XNNPACK backend for TensorFlow Lite
XNNPACK is a highly optimized library of floating-point neural network inference operators for ARM, x86, and WebAssembly architectures in Android, iOS, Windows, Linux, macOS, and Emscripten environments. This document describes how to use the XNNPACK library as an inference engine for TensorFlow Lite.
Using XNNPACK engine with TensorFlow Lite interpreter
XNNPACK integrates with TensorFlow Lite interpreter through the delegation mechanism. TensorFlow Lite supports several methods to enable XNNPACK for floating-point inference.
Enable XNNPACK via Java API on Android (recommended on Android)

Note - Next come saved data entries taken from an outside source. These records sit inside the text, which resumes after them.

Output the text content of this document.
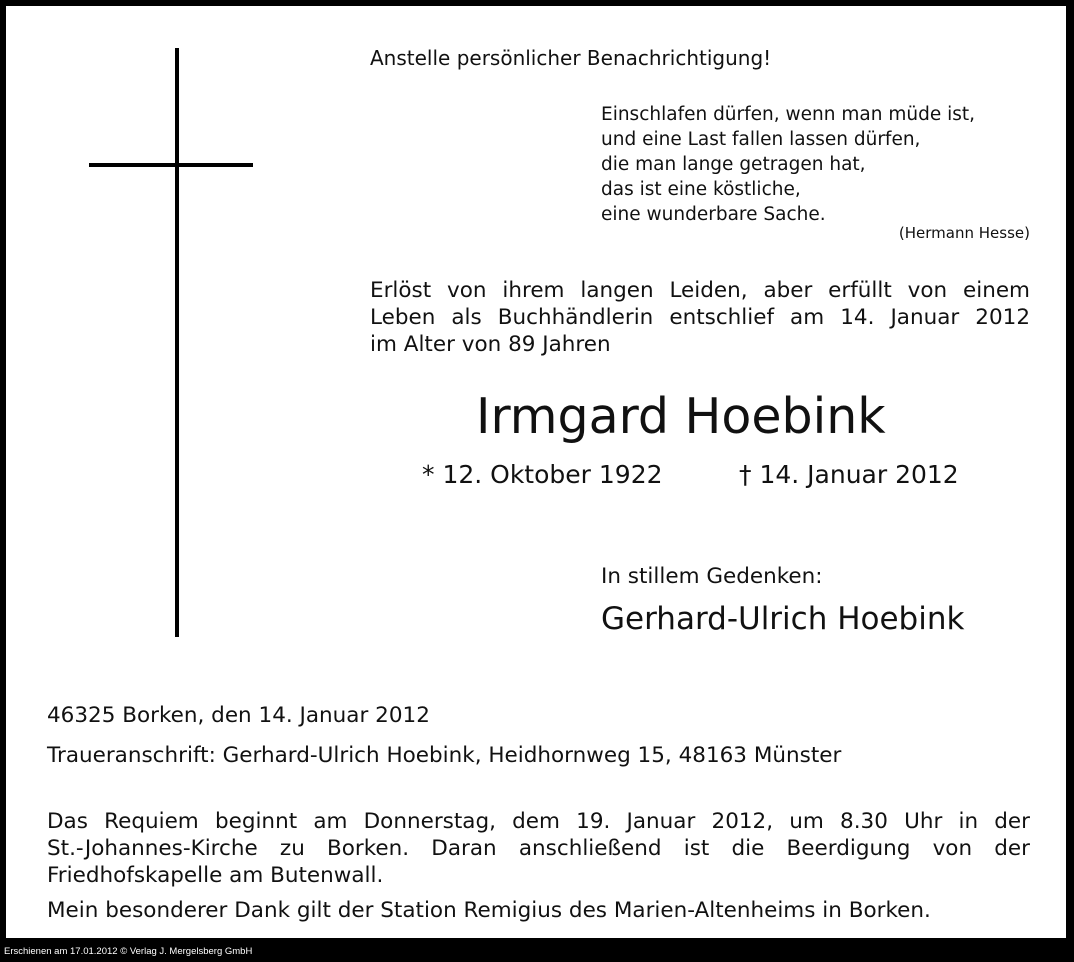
Anstelle persönlicher Benachrichtigung!
Einschlafen dürfen, wenn man müde ist,
und eine Last fallen lassen dürfen,
die man lange getragen hat,
das ist eine köstliche,
eine wunderbare Sache.
(Hermann Hesse)
Erlöst von ihrem langen Leiden, aber erfüllt von einem
Leben als Buchhändlerin entschlief am 14. Januar 2012
im Alter von 89 Jahren
Irmgard Hoebink
* 12. Oktober 1922	† 14. Januar 2012
In stillem Gedenken:
Gerhard-Ulrich Hoebink
46325 Borken, den 14. Januar 2012
Traueranschrift: Gerhard-Ulrich Hoebink, Heidhornweg 15, 48163 Münster
Das Requiem beginnt am Donnerstag, dem 19. Januar 2012, um 8.30 Uhr in der
St.-Johannes-Kirche zu Borken. Daran anschließend ist die Beerdigung von der
Friedhofskapelle am Butenwall.
Mein besonderer Dank gilt der Station Remigius des Marien-Altenheims in Borken.
Erschienen am 17.01.2012 © Verlag J. Mergelsberg GmbH
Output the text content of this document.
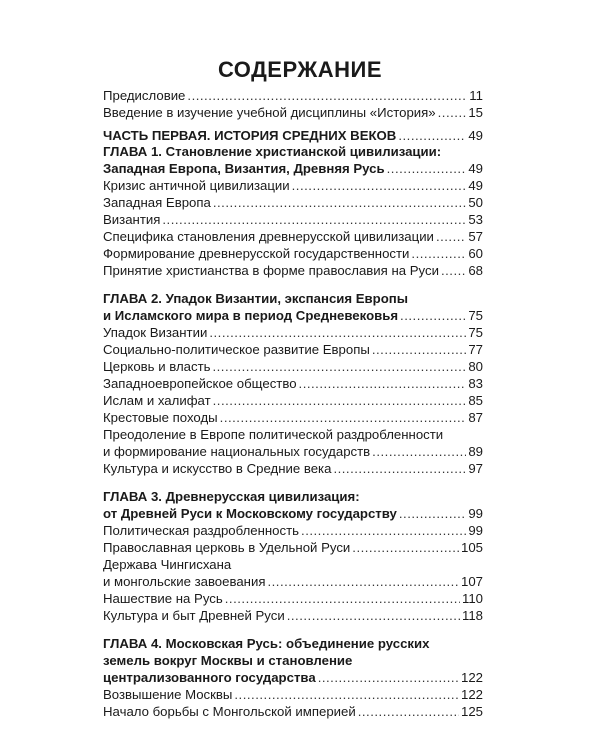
СОДЕРЖАНИЕ
Предисловие .....	11
Введение в изучение учебной дисциплины «История» ..... 15
ЧАСТЬ ПЕРВАЯ. ИСТОРИЯ СРЕДНИХ ВЕКОВ .....	49
ГЛАВА 1. Становление христианской цивилизации:
Западная Европа, Византия, Древняя Русь .....	49
Кризис античной цивилизации .....	49
Западная Европа .....	50
Византия .....	53
Специфика становления древнерусской цивилизации .....	57
Формирование древнерусской государственности .....	60
Принятие христианства в форме православия на Руси ..... 68
ГЛАВА 2. Упадок Византии, экспансия Европы
и Исламского мира в период Средневековья .....	75
Упадок Византии .....	75
Социально-политическое развитие Европы .....	77
Церковь и власть .....	80
Западноевропейское общество .....	83
Ислам и халифат .....	85
Крестовые походы .....	87
Преодоление в Европе политической раздробленности
и формирование национальных государств .....	89
Культура и искусство в Средние века .....	97
ГЛАВА 3. Древнерусская цивилизация:
от Древней Руси к Московскому государству .....	99
Политическая раздробленность .....	99
Православная церковь в Удельной Руси .....	105
Держава Чингисхана
и монгольские завоевания .....	107
Нашествие на Русь .....	110
Культура и быт Древней Руси .....	118
ГЛАВА 4. Московская Русь: объединение русских
земель вокруг Москвы и становление
централизованного государства .....	122
Возвышение Москвы .....	122
Начало борьбы с Монгольской империей .....	125
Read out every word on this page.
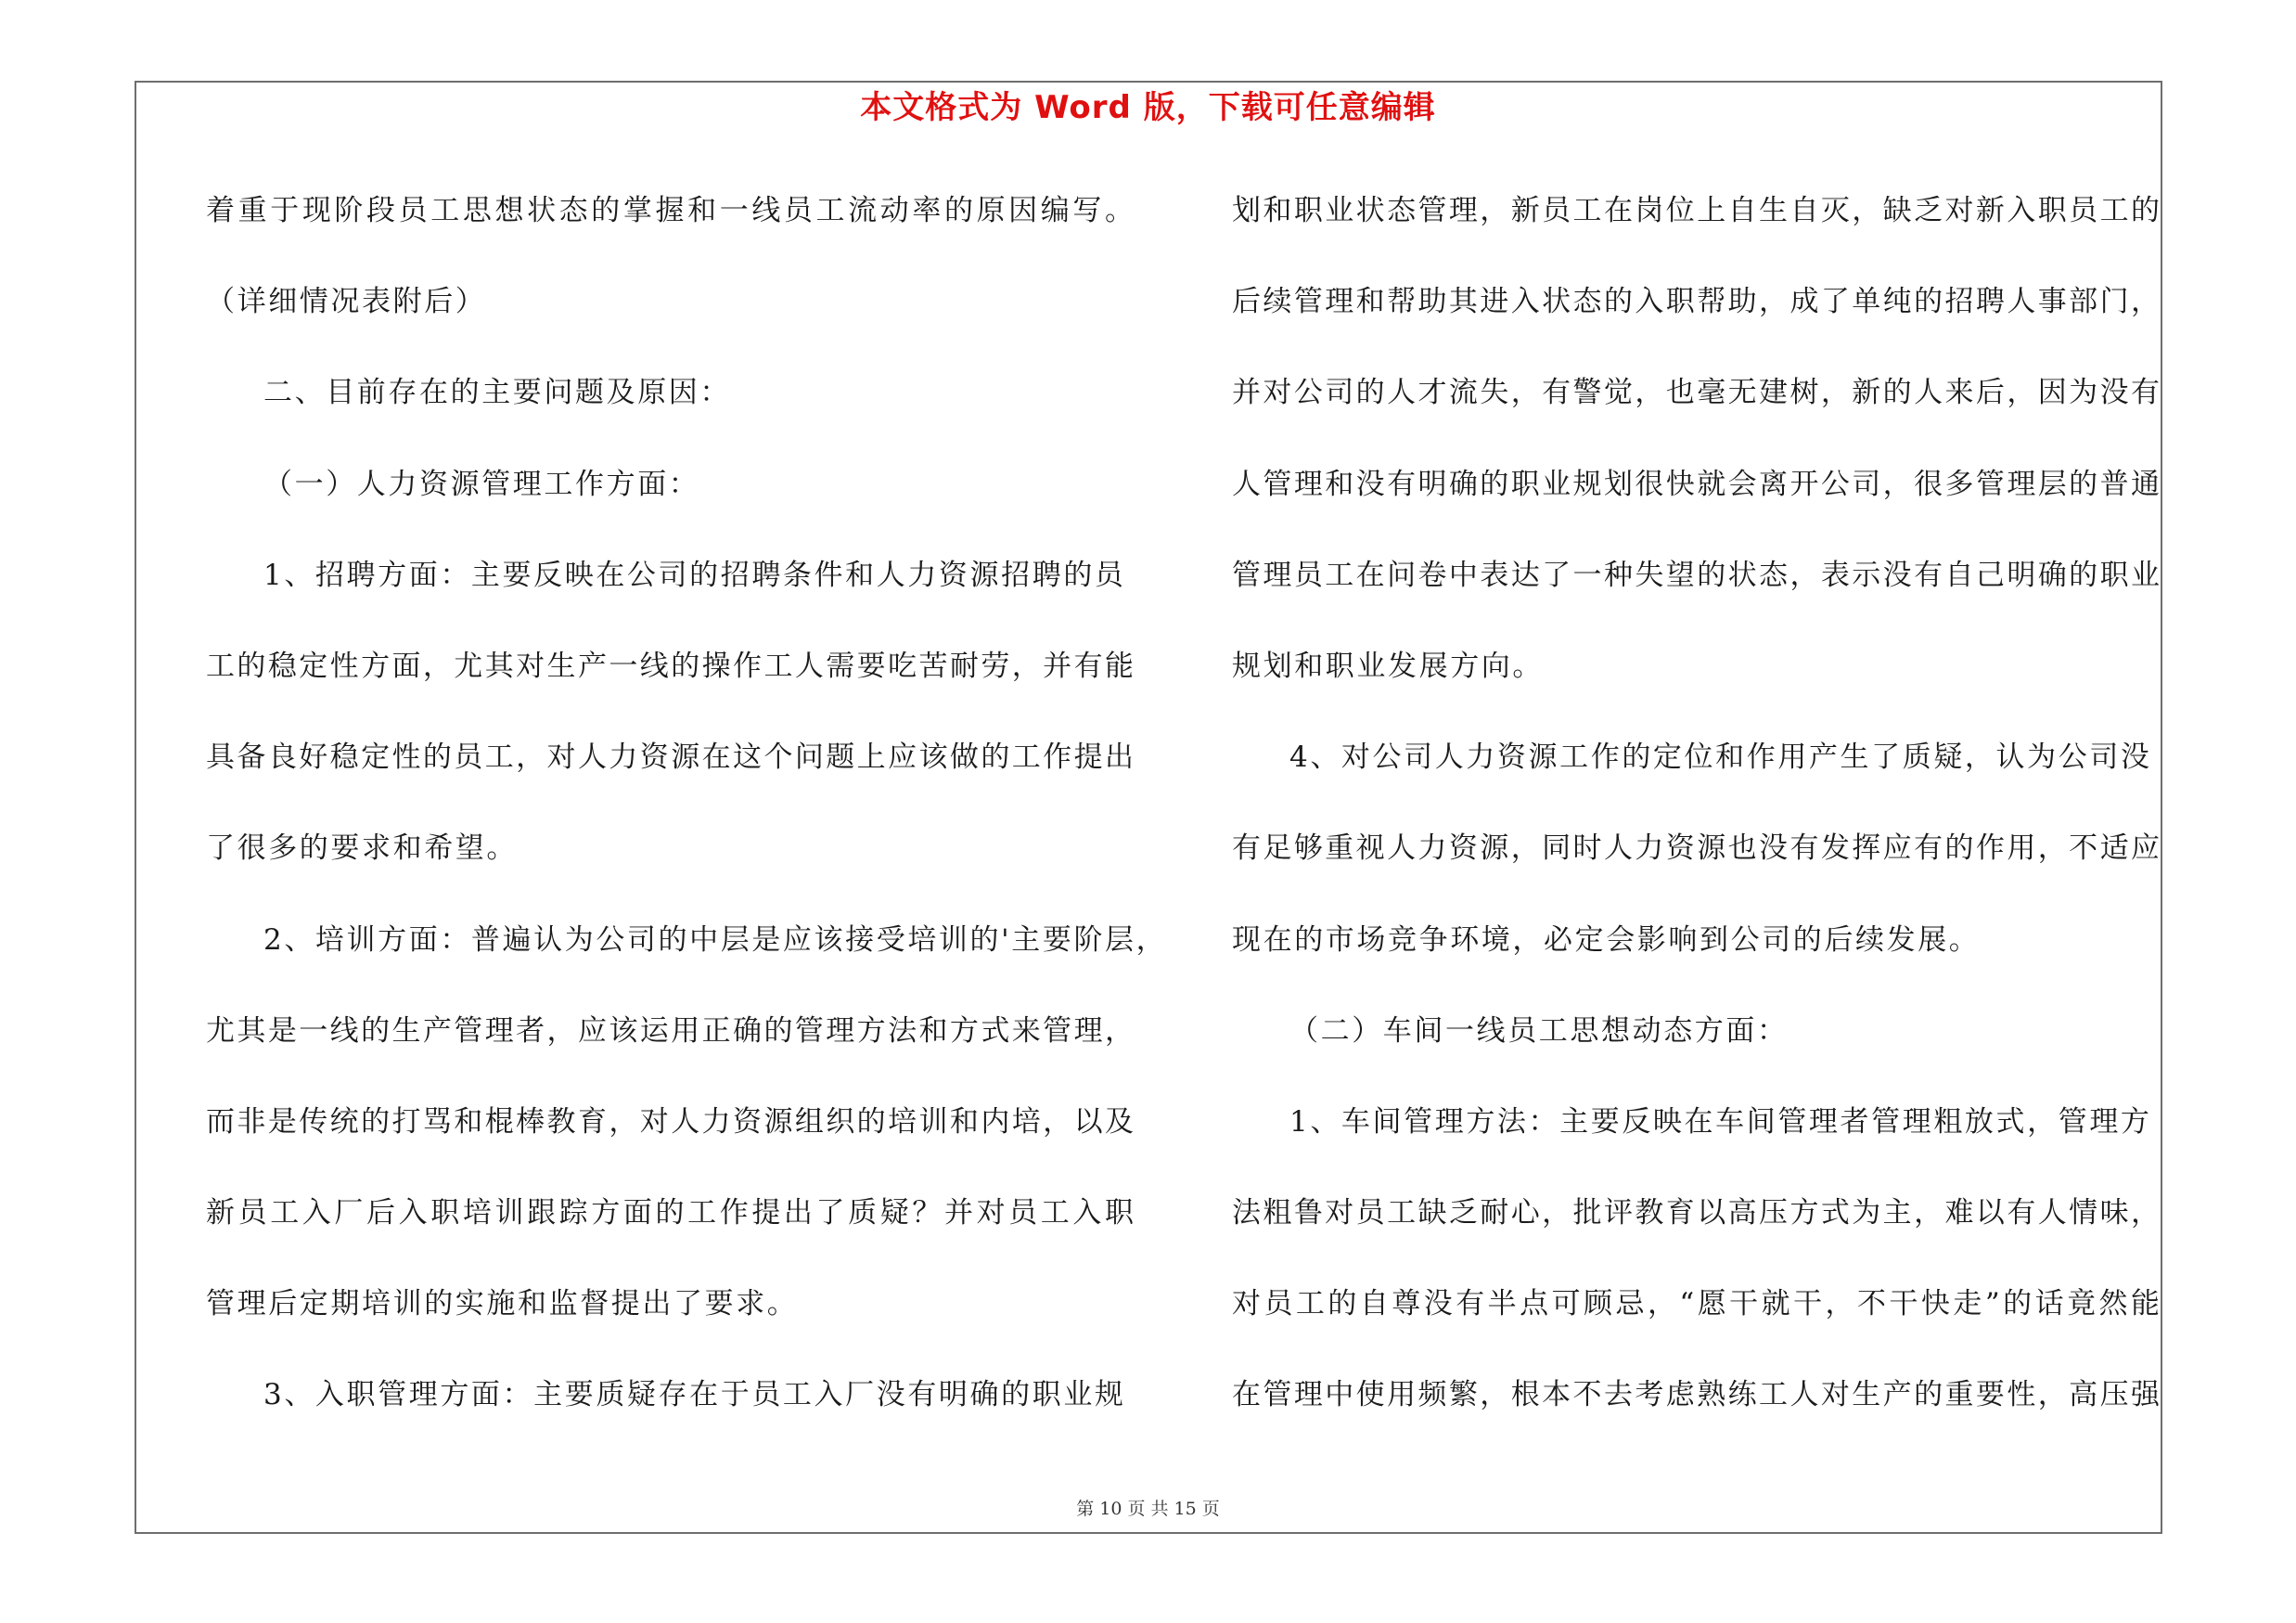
本文格式为 Word 版，下载可任意编辑
着重于现阶段员工思想状态的掌握和一线员工流动率的原因编写。
（详细情况表附后）
二、目前存在的主要问题及原因：
（一）人力资源管理工作方面：
1、招聘方面：主要反映在公司的招聘条件和人力资源招聘的员
工的稳定性方面，尤其对生产一线的操作工人需要吃苦耐劳，并有能
具备良好稳定性的员工，对人力资源在这个问题上应该做的工作提出
了很多的要求和希望。
2、培训方面：普遍认为公司的中层是应该接受培训的'主要阶层，
尤其是一线的生产管理者，应该运用正确的管理方法和方式来管理，
而非是传统的打骂和棍棒教育，对人力资源组织的培训和内培，以及
新员工入厂后入职培训跟踪方面的工作提出了质疑？并对员工入职
管理后定期培训的实施和监督提出了要求。
3、入职管理方面：主要质疑存在于员工入厂没有明确的职业规
划和职业状态管理，新员工在岗位上自生自灭，缺乏对新入职员工的
后续管理和帮助其进入状态的入职帮助，成了单纯的招聘人事部门，
并对公司的人才流失，有警觉，也毫无建树，新的人来后，因为没有
人管理和没有明确的职业规划很快就会离开公司，很多管理层的普通
管理员工在问卷中表达了一种失望的状态，表示没有自己明确的职业
规划和职业发展方向。
4、对公司人力资源工作的定位和作用产生了质疑，认为公司没
有足够重视人力资源，同时人力资源也没有发挥应有的作用，不适应
现在的市场竞争环境，必定会影响到公司的后续发展。
（二）车间一线员工思想动态方面：
1、车间管理方法：主要反映在车间管理者管理粗放式，管理方
法粗鲁对员工缺乏耐心，批评教育以高压方式为主，难以有人情味，
对员工的自尊没有半点可顾忌，“愿干就干，不干快走”的话竟然能
在管理中使用频繁，根本不去考虑熟练工人对生产的重要性，高压强
第 10 页 共 15 页
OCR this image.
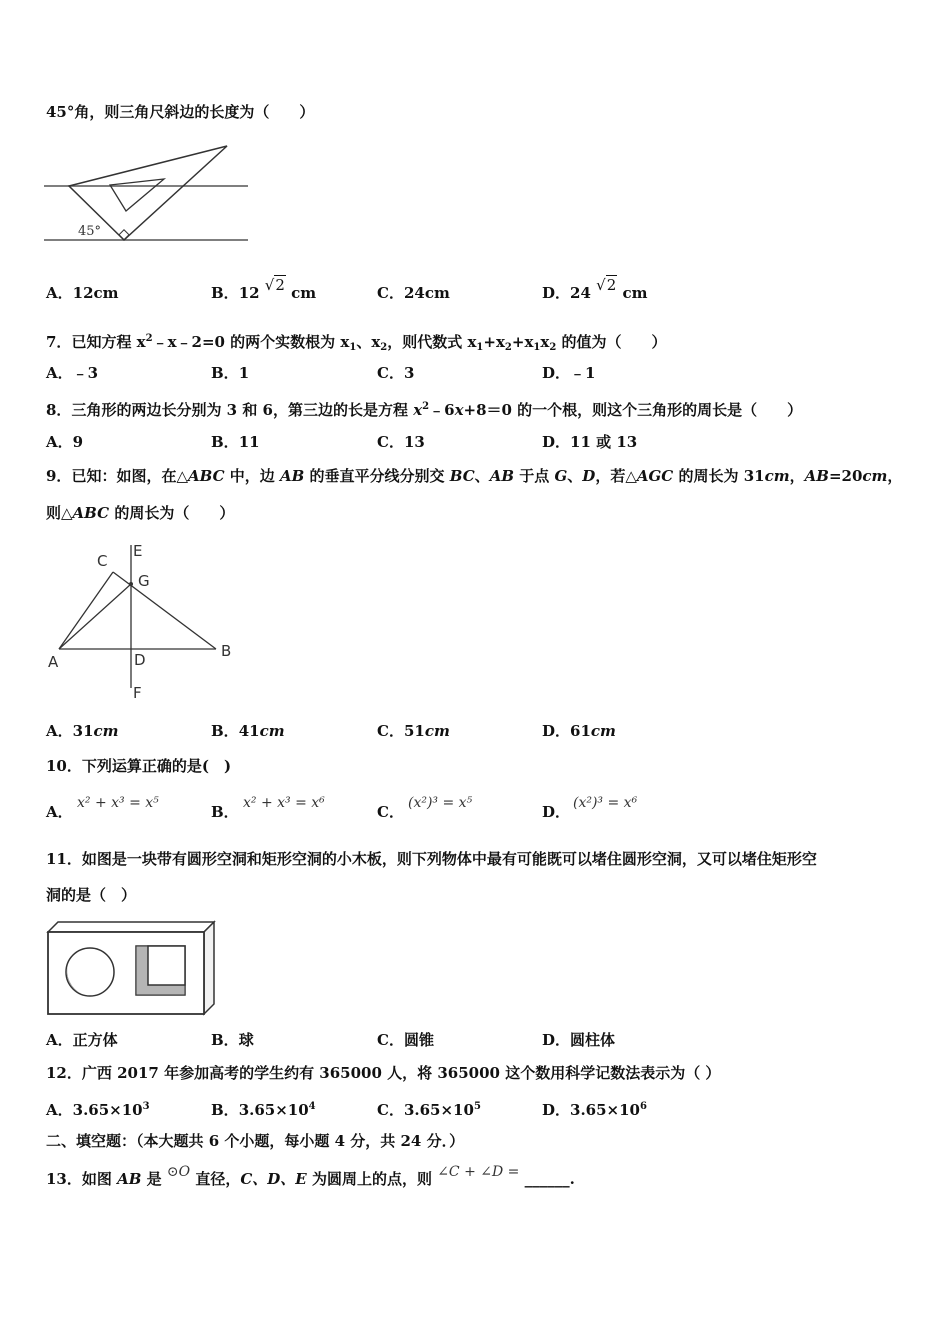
45°角，则三角尺斜边的长度为（　　）
45°
A．12cm	B．12 √2 cm	C．24cm	D．24 √2 cm
7．已知方程 $x^2﹣x﹣2=0$ 的两个实数根为 $x_1$、$x_2$，则代数式 $x_1+x_2+x_1x_2$ 的值为（　　）
A．﹣3	B．1	C．3	D．﹣1
8．三角形的两边长分别为 3 和 6，第三边的长是方程 $x^2﹣6x+8=0$ 的一个根，则这个三角形的周长是（　　）
A．9	B．11	C．13	D．11 或 13
9．已知：如图，在△ABC 中，边 AB 的垂直平分线分别交 BC、AB 于点 G、D，若△AGC 的周长为 31cm，AB=20cm，
则△ABC 的周长为（　　）
C
E
G
A	D	B
F
A．31cm	B．41cm	C．51cm	D．61cm
10．下列运算正确的是(　)
A． x² + x³ = x⁵	B． x² + x³ = x⁶	C． (x²)³ = x⁵	D． (x²)³ = x⁶
11．如图是一块带有圆形空洞和矩形空洞的小木板，则下列物体中最有可能既可以堵住圆形空洞，又可以堵住矩形空
洞的是（　）
A．正方体	B．球	C．圆锥	D．圆柱体
12．广西 2017 年参加高考的学生约有 365000 人，将 365000 这个数用科学记数法表示为（ ）
A．$3.65\times 10^3$	B．$3.65\times 10^4$	C．$3.65\times 10^5$	D．$3.65\times 10^6$
二、填空题：（本大题共 6 个小题，每小题 4 分，共 24 分．）
13．如图 AB 是 ⊙O 直径，C、D、E 为圆周上的点，则 ∠C + ∠D = ______.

Pre-built nightly TensorFlow Lite binaries for Android
include XNNPACK, albeit it is disabled by default. Use the setUseXNNPACK
method in Interpreter.Options
class to enable it:
Interpreter.Options interpreterOptions = new Interpreter.Options();
interpreterOptions.setUseXNNPACK(true);
Interpreter interpreter = new Interpreter(model, interpreterOptions);
Enable XNNPACK via Swift/Objective-C API on iOS (recommended on iOS)
Pre-built nightly TensorFlow Lite CocoaPods
include XNNPACK, but do not enable it by default. Swift developers can use
InterpreterOptions
object to enable XNNPACK:
var options = InterpreterOptions()
options.isXNNPackEnabled = true
var interpreter = try Interpreter(modelPath: "model/path", options: options)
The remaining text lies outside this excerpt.